Gustave Adolphe, qui avait perdu deux enfants en bas âge, avait réglé l'ordre de sa succession avant d'entrer en campagne. Il avait obtenu des nobles la suppression de la dévolution exclusivement masculine dès 1627. Christine monte alors sur le trône sans opposition, sous la tutelle du chancelier Axel Oxenstierna, le très compétent « Richelieu » suédois. Elle reçoit un enseignement sévère sous la direction du grand maître de la maison royale Axel Banér, le frère du maréchal, et de son précepteur, Johannès Matthiae.

Oxenstierna est retenu au Saint-Empire par les péripéties de la guerre de Trente Ans et ne revient en Suède qu'en 1636 après le traité passé avec la France. Son premier geste est d'éloigner la reine douairière, dont la santé mentale a été altérée par la mort de son mari, afin d'éviter son influence néfaste sur la jeune Christine qui a dix ans. C'est sa tante Catherine, comtesse des Deux-Ponts, qui tint le rôle de mentor féminin.

Majeure en 1644, la reine Christine s'oppose rapidement au chancelier Oxenstierna, définitivement mis à l'écart après le traité de Westphalie. Favorable à la paix, elle met fin aux conflits armés avec le Danemark en 1645 par le traité de Brömsebro qui donne à la Suède les îles d'Ösel et de Gotland, le Jämtland et le Härjedalen à la Norvège. La paix de Westphalie, signée en 1648, lui donne l'île de Rügen, Wismar, Verden et Brême, ainsi qu'une partie de la Poméranie et l'embouchure de l'Oder. Ces acquisitions font de la Suède la première puissance nordique.

Christine est couronnée en 1650, et les préoccupations de son entourage se portent sur la pérennité de la dynastie, et donc sur les projets de mariage. Le premier prétendant n'est autre que son cousin Charles-Gustave, mais Christine a une préférence pour le comte Magnus Gabriel De la Gardie qui obtient de nombreuses libéralités de la part de la reine. Celle-ci a toutefois en horreur les liens du mariage et va pousser son favori à épouser Marie-Euphrosyne, la sœur de Charles-Gustave, donc sa cousine.

Christine a pendant son règne et après son abdication des relations avec des hommes et des femmes. Ses premiers amants sont Magnus de la Gardie (1622 – 1686), Ebba Sparre (1629 – 1662) ; son plus grand amour est Decio Azzolino, un cardinal.

Débarrassée des conflits, Christine peut se consacrer aux lettres et aux arts, alimentant sa propre bibliothèque d'ouvrages savants et faisant venir des œuvres de sculpture et peinture, surtout italiennes.

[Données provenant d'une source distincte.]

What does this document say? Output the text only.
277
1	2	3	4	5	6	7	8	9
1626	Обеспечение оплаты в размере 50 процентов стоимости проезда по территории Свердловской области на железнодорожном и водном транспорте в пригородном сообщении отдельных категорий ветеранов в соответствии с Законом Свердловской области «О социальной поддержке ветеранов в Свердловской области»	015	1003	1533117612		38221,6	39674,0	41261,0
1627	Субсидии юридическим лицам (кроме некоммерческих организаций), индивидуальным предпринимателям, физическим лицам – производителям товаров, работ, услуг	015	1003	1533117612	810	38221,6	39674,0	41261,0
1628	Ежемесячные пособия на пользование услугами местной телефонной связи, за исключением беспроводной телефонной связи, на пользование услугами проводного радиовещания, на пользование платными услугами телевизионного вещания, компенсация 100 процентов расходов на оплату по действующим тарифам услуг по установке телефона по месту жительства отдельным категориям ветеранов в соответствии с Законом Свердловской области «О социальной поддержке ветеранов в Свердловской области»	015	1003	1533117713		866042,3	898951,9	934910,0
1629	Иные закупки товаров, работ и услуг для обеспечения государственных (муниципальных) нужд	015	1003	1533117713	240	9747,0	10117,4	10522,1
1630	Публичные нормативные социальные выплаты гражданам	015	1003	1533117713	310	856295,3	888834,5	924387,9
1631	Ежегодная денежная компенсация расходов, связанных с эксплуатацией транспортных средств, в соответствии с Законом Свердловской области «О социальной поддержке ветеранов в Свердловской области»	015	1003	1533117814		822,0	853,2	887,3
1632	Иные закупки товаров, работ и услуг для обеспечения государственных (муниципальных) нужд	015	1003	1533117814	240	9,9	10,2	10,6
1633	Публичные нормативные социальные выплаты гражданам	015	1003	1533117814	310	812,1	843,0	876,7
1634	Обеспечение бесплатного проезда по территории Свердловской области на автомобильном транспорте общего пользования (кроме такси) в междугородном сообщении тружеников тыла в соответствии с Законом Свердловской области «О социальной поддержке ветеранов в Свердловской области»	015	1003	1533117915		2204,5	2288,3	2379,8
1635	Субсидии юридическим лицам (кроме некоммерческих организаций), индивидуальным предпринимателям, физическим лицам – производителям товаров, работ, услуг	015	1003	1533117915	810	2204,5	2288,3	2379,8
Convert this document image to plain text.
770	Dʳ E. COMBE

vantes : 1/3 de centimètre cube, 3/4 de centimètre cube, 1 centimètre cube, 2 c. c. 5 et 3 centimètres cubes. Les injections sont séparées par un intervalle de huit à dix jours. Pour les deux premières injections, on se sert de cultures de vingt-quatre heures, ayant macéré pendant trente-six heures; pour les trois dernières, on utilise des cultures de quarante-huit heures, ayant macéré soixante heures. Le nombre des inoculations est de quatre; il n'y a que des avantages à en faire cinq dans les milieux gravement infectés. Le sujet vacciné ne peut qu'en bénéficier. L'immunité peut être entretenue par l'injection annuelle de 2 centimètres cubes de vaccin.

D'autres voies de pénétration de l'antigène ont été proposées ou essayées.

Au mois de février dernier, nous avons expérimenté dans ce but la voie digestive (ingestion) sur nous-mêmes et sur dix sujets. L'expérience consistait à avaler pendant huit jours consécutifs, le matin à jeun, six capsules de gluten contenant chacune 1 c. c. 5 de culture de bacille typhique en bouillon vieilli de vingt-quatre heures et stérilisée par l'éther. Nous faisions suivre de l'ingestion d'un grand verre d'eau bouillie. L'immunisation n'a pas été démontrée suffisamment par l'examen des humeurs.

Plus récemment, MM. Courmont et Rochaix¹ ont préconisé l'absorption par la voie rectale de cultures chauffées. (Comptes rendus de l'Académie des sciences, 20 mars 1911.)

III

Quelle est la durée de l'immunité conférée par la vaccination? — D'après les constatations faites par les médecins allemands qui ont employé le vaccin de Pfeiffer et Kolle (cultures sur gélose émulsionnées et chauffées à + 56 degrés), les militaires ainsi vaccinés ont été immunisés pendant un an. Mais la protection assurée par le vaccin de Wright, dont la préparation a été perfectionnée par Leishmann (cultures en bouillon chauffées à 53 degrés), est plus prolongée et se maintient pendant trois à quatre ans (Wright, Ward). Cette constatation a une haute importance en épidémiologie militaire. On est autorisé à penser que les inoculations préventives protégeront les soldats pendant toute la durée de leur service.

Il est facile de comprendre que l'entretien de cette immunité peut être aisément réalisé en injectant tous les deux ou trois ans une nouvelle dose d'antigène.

Malgré un essor économique certain depuis la fin de la guerre de Trente Ans, les manières de Christine, son goût pour les modes étrangères, les dépenses exorbitantes de son sacre, ses libéralités vis-à-vis de ses favoris et de ses invités, sa politique d'anoblissement en masse mettent à mal les finances royales. Refusant de se marier, s'habillant en homme et fumant la pipe, les pamphlets de l'époque lui prêtent de nombreuses aventures aussi bien féminines que masculines. Mais en femme de caractère, elle fait front aux critiques de son entourage.

Portrait physique et moral

La reine Christine est de petite taille (1,52 m), son visage a des traits irréguliers, mais ses yeux bleus donnent à son regard ce que certains historiens décrivent comme « un éclat métallique qui peut séduire ».

Élevée à la dure, comme un garçon, elle affecte une apparence négligée et s'astreint à gommer toute féminité dans la façon de s'habiller et dans son comportement. Rebutée par les liens du mariage, les chroniqueurs de son époque lui prêtent plusieurs amants, et des relations homosexuelles.

Intelligente, elle est dotée d'une grande culture, elle correspond avec de nombreux savants et hommes de lettres tels Descartes, Pascal, Gassendi, Leibniz ou Spinoza. Elle parle plusieurs langues, notamment le français, langue de l'élite européenne, qu'elle maîtrise parfaitement. Elle est orgueilleuse, hardie, excentrique, faisant preuve politiquement d'une certaine duplicité. Sur le plan religieux, elle a une attitude tolérante, non dogmatique, le contraire d'une dévote. Elle est également considérée comme une pionnière du féminisme, avec ses contemporaines Madeleine de Scudéry et Madame de Maintenon.

Abdication et conversion

La situation dynastique reste la question essentielle. Dès 1651, Christine envisage l'abdication. Renonçant définitivement à se marier, elle obtient de la Diète la désignation de son cousin Charles-Gustave d'abord comme successeur, puis comme prince héritier, ce qui englobe la propre descendance de ce dernier.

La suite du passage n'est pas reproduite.